The life-changing effect that sport brings makes it vitally important for youth sport organizations to find ways to engage with the kids they support during these challenging times. To do so, many organizations have had to get creative in order to find new ways to connect with their kids. One such organization is the LA84 Foundation which has rallied their sports partners to make inspirational videos to help kids stay active, even during home confinement. The Foundation has also mobilized its network to get sporting equipment into the hands of kids so that they are encouraged to move and play. Without organizations such as the LA84 Foundation that are going above and beyond to support youth in their community, these children would not have access to sport and all of the benefits that sport provides.
“Sport is a fundamental human right that every child should have access to.”
– Renata Simril
Live Like You Play Podcast: Renata Simril Discusses the Power of Sport & Play
On this month’s “Live Like You Play” podcast, David Eades speaks with Renata Simril, President and CEO of the LA84 Foundation. Founded in 1984 as the Amateur Athletic Association, the LA84 Foundation was created with the surplus funds from the 1984 Olympic Games hosted in Los Angeles. The foundation focuses on grants, infrastructure development, research and convening – to ensure that all young people have equal access to sport. But Renata maintains that the LA84 Foundation is bigger than sport; it’s a “youth development” organization.
To date, the Foundation has served over 3.5 million youth. While this is an important achievement, Renata believes that the true testament to the Foundation’s success are the inspirational stories of the kids they serve. Caylin Moore, a Rhodes Scholar and PHD candidate at Texas University, is one of the LA84 Foundation’s greatest success stories and a shining example of how children thrive when they are given opportunities that create positive affiliations.
Caylin had to overcome incredible odds to get to where he is now. Raised by a single mother who had been physically and sexually abused; and a father who was in prison for murder, Caylin and his family were homeless four times. He found an outlet in football and his involvement in sport changed the course of his life. But it wasn’t sport for sports sake that made the difference; it was the community around sport that helped him to succeed. Sport exposed him to opportunities outside his community; it brought him joy and self-respect, and helped him realize that success could come with hard work.

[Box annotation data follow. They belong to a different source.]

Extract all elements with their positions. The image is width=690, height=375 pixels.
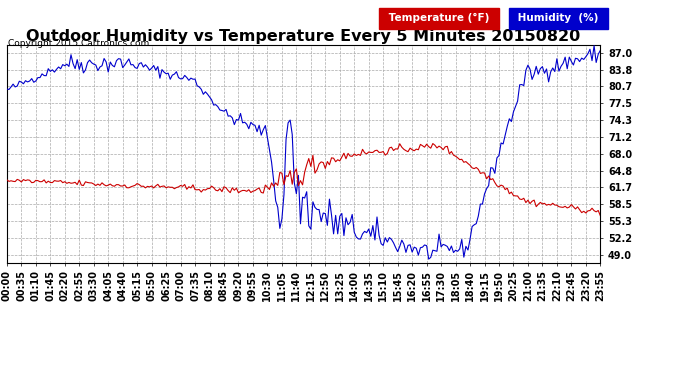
Title: Outdoor Humidity vs Temperature Every 5 Minutes 20150820: Outdoor Humidity vs Temperature Every 5 … [26,29,581,44]
Text: Humidity  (%): Humidity (%) [514,13,602,23]
Text: Copyright 2015 Cartronics.com: Copyright 2015 Cartronics.com [8,39,150,48]
Text: Temperature (°F): Temperature (°F) [385,13,493,23]
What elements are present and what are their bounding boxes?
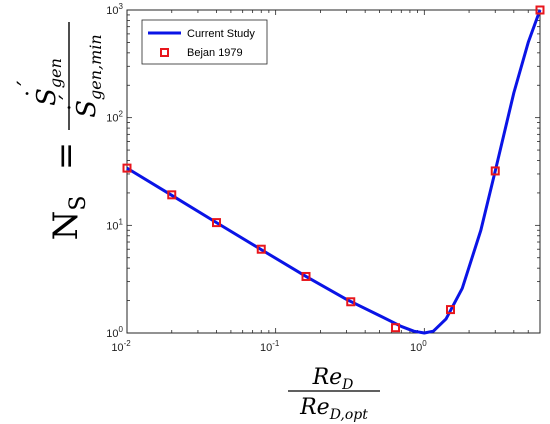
data-point-bejan xyxy=(535,5,545,15)
data-point-bejan xyxy=(490,166,500,176)
y-label-denominator: Sgen,min xyxy=(72,34,105,118)
x-tick-label: 100 xyxy=(410,339,427,354)
x-tick-label: 10-1 xyxy=(260,339,280,354)
y-label-numerator: Sgen xyxy=(32,58,65,106)
y-label-equals: = xyxy=(46,142,86,171)
data-point-bejan xyxy=(301,271,311,281)
x-label-denominator: ReD,opt xyxy=(299,395,368,423)
x-label-numerator: ReD xyxy=(312,365,354,393)
legend-label-current-study: Current Study xyxy=(187,28,255,40)
data-point-bejan xyxy=(346,297,356,307)
y-label-numerator-dot: ·´ xyxy=(16,79,41,97)
data-point-bejan xyxy=(391,323,401,333)
y-label-lhs: NS xyxy=(46,196,91,241)
series-line-current-study xyxy=(126,9,542,335)
y-label-denominator-dot: ·´ xyxy=(58,93,83,111)
x-axis-label: ReD ReD,opt xyxy=(288,365,380,423)
data-point-bejan xyxy=(122,163,132,173)
legend-label-bejan: Bejan 1979 xyxy=(187,47,243,59)
series-layer xyxy=(122,5,545,335)
data-point-bejan xyxy=(256,244,266,254)
data-point-bejan xyxy=(212,218,222,228)
y-tick-label: 103 xyxy=(106,2,123,17)
legend: Current Study Bejan 1979 xyxy=(141,19,268,65)
data-point-bejan xyxy=(167,190,177,200)
y-tick-label: 100 xyxy=(106,325,123,340)
y-axis-label: NS = Sgen ·´ Sgen,min ·´ xyxy=(16,22,105,240)
y-tick-label: 101 xyxy=(106,217,123,232)
data-point-bejan xyxy=(445,305,455,315)
legend-marker-bejan xyxy=(160,48,169,57)
y-tick-labels: 100 101 102 103 xyxy=(106,2,123,340)
x-tick-label: 10-2 xyxy=(111,339,131,354)
x-tick-labels: 10-2 10-1 100 xyxy=(111,339,427,354)
y-tick-label: 102 xyxy=(106,110,123,125)
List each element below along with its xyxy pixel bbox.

“Sport teaches us that there is a direct correlation between hard work and success, whether that success just comes in the form of self-improvement or in victory on the field.”
– Renata Simril
Renata knows first-hand the positive effect that the joy of sport can have on youth. Growing up in a mixed-heritage family with limited means, sport helped Renata find her tribe. She calls sport her “saving grace”, crediting it with helping her build her confidence, providing her with a safe space, and connecting her with school in profound ways.
Involvement in sport teaches many of the lessons that are so badly needed to navigate the current social climate. Those who support social justice movements, such as Black Lives Matter, understand one of the fundamental principles taught in sport: that together, when working towards a common goal, we can do incredible things. Sport teaches us to respect ourselves and our opponents; to play fairly.
Renata shares that one of most inspirational moments in sport for her was during the 1968 Olympic Games when John Carlos and Tommie Smith held a fist in protest during the national anthem to speak out against racial injustice and systemic racism.
“This inspirational moment reminds us of the role we all have to play to speak up and speak out when we knowingly see something is wrong and unjust. That people aren’t being afforded the equality and the humanity that everyone [deserves]. If we go back to faith, we have to believe that all people should be equal and have the same opportunities to become our best selves. This moment is a reminder of the work we have to do every day to strive for a more equal and just world.”
We hope that this month’s podcast will inspire you, like Renata, to find joy in sport and to translate that joy into your everyday life. Importantly, let’s harness the transformational power of sport to help all of us to become the best versions of ourselves.